Blockchain infrastructure providers are being forced to reexamine how committed they are to powering the infrastructures of many public blockchains. On one end of the spectrum, you have crypto miners like Digital Farms hurt by recent market events as the BTC price drop has forced the BTC mining project to go on hiatus.
On March 18, investment firm DPW Holdings, the parent company of Digital Farms, filed an update with the U.S. Securities and Exchange Commission (SEC) announcing its mining business is being shuttered. “Digital Farms’ cryptocurrency mining operations have been suspended indefinitely, primarily due to the sharp decline in the market price for bitcoin,” the company wrote in its update.
Digital Farms, formerly Super Crypto Mining, was acquired by DPW in January 2018. Its mining operations generated $1.67 million in yearly revenue during its first year. According to DWP’s annual report filed with the SEC in 2019, the mining operation started by borrowing $5 million from two investors and purchasing a thousand of low-end Antminer S9 mining machine. They followed the purchase by buying a 617,000 square foot U.S.-based facility with access to 28 megawatts of power and infrastructure to support up to 300 megawatts.
This shutdown comes because of the company failing to figure out a sustainable profit model amid the digital currency’s price downturn. The company strategy was to mine the top 10 cryptocurrencies by market capitalization and offer cloud mining services. As they rapidly approach the block reward subsidy halving, the resulting impact could have been a reduction in quarterly earning too roughly 25% of its original value.
The postmortem for Digital Farms will undoubtedly seek to answer several questions about why the project could not withstand a few bad weeks of market volatility. Chief among them is why the team invested so much capital in aging hardware operating on razor-thin margins.

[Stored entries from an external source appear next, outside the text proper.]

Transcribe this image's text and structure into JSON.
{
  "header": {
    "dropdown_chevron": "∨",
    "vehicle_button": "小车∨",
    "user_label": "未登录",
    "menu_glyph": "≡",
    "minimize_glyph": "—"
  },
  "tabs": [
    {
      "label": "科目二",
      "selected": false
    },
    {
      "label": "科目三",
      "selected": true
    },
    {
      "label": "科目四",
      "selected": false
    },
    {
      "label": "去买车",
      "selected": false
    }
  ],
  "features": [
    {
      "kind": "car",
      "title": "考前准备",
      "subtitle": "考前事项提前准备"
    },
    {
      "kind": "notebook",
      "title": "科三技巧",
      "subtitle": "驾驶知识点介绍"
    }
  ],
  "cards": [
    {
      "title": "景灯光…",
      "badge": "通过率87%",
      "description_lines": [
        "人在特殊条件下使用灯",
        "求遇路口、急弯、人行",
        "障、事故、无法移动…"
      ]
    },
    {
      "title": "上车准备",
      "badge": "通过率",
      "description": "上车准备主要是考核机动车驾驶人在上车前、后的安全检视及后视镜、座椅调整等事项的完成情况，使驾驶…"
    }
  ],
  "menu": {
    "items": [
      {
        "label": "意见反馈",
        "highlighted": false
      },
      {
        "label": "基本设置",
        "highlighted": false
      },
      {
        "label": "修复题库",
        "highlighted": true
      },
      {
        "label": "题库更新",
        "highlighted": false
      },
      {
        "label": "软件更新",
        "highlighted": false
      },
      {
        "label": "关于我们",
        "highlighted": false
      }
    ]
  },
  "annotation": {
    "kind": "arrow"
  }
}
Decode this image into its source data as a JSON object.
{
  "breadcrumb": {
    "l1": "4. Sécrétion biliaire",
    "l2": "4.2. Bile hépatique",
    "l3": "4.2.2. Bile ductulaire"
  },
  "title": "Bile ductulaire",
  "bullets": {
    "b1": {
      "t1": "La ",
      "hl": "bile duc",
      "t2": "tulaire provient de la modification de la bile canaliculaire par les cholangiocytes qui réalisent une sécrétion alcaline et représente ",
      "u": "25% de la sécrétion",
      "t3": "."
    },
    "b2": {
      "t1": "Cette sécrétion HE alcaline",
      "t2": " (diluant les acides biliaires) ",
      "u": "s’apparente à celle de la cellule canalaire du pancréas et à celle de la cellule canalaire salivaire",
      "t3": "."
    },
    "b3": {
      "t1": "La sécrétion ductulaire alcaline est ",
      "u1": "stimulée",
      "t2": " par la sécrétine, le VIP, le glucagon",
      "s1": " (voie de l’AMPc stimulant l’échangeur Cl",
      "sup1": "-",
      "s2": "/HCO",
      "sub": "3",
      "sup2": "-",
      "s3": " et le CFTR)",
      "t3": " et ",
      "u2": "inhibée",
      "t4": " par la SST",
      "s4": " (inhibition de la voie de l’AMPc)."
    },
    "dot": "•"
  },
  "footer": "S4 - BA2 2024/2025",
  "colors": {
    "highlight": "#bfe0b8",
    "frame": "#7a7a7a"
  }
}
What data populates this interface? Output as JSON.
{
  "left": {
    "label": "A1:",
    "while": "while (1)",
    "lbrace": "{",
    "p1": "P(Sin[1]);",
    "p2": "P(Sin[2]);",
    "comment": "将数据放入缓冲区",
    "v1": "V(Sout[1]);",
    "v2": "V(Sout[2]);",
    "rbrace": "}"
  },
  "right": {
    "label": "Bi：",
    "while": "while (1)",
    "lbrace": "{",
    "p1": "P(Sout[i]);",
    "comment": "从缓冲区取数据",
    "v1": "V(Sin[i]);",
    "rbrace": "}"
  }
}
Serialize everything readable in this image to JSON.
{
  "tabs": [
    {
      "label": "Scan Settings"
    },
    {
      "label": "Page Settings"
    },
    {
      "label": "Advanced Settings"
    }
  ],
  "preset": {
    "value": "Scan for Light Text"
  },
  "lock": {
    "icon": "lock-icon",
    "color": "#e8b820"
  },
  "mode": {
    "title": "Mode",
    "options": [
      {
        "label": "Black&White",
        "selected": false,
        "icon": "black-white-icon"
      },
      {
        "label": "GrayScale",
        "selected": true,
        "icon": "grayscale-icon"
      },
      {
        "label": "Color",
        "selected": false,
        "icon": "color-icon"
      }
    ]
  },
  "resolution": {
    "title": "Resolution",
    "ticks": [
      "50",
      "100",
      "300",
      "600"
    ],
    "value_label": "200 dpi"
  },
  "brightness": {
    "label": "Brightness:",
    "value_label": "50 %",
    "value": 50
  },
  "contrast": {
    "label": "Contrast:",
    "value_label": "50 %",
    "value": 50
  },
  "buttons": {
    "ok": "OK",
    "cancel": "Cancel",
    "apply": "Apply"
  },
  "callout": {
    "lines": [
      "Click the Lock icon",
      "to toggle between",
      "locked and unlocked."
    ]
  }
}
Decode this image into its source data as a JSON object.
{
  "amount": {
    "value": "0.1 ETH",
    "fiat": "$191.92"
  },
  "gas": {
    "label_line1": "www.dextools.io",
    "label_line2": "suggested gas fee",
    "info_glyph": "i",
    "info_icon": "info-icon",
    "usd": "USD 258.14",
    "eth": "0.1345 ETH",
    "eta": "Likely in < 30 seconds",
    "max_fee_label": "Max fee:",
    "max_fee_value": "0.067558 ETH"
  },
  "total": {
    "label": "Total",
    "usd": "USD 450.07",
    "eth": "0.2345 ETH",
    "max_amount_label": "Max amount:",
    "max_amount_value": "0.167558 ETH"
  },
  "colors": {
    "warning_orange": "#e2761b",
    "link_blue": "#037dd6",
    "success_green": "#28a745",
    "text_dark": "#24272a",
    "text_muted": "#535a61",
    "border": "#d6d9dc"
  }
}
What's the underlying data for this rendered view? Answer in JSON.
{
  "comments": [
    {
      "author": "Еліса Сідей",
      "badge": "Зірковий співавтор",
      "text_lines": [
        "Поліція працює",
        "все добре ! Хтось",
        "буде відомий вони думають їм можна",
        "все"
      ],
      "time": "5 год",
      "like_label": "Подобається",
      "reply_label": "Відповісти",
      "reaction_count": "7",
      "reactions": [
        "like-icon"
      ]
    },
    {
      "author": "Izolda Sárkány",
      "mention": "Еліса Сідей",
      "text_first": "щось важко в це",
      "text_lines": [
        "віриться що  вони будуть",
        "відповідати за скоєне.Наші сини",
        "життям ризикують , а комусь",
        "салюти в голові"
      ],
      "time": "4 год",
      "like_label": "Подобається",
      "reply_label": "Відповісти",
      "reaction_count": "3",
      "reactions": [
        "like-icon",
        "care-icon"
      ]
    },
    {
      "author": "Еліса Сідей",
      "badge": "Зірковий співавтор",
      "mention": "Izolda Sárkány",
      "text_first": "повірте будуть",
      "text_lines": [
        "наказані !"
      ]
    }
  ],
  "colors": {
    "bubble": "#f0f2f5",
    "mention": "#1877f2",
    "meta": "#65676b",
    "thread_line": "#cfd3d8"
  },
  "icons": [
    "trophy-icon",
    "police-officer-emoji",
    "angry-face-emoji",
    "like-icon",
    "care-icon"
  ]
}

Even more important is to understand why the “professional” team felt building blocks on multiple projects which offer no utility or reason for existence was a winning formula for success. The block reward subsidy was only intended to fund the initial bootstrapping stage of the network. The team’s ill-thought plan did not factor in the purpose behind Bitcoin nor a long-term roadmap for mass adoption.
Their strategy is not uncommon; it is the same blueprint used by hundreds of small mining outfits looking to earn passive income in their spare time. These types of hobbyists lack imagination and want an easy return on their investment. They are even willing to process empty blocks with no transactions if it increases their chances of earning the block subsidy reward. Their only purpose or mission is present-day profits.
The other end of the spectrum is companies like TAAL, which are focused on enterprise adoption. TAAL, under new CEO Jerry Chan, is redefining the purpose of a transaction processor to spur growth and align the business model with Satoshi Nakamoto’s original vision of Bitcoin. Chan recognizes that evolution is crucial to the success of the sector. Now that the full potential of Bitcoin has been unlocked, it’s time for professional organizations to evolve and become service companies to meet these new challenges, demands, and opportunities.
Building and scaling a sustainable business is hard, and the difficulty is exacerbated when you stray so far from the platform creator’s outline. As Bitcoin BSV becomes the backbone for organizations, both large and small, block builders will begin to offer customized services and onboarding solutions to service corporate clients generating vast volumes of transactions.
This new source of income will help shield firms like TAAL from much of the price volatility and disruptions that large mining organizations supporting and securing the BTC network juggle with. As for the smaller outfits, bigger and well-prepared professional operations will absorb them as they too flee the market when they discover their luck has run out because BTC lacks utility and cannot scale.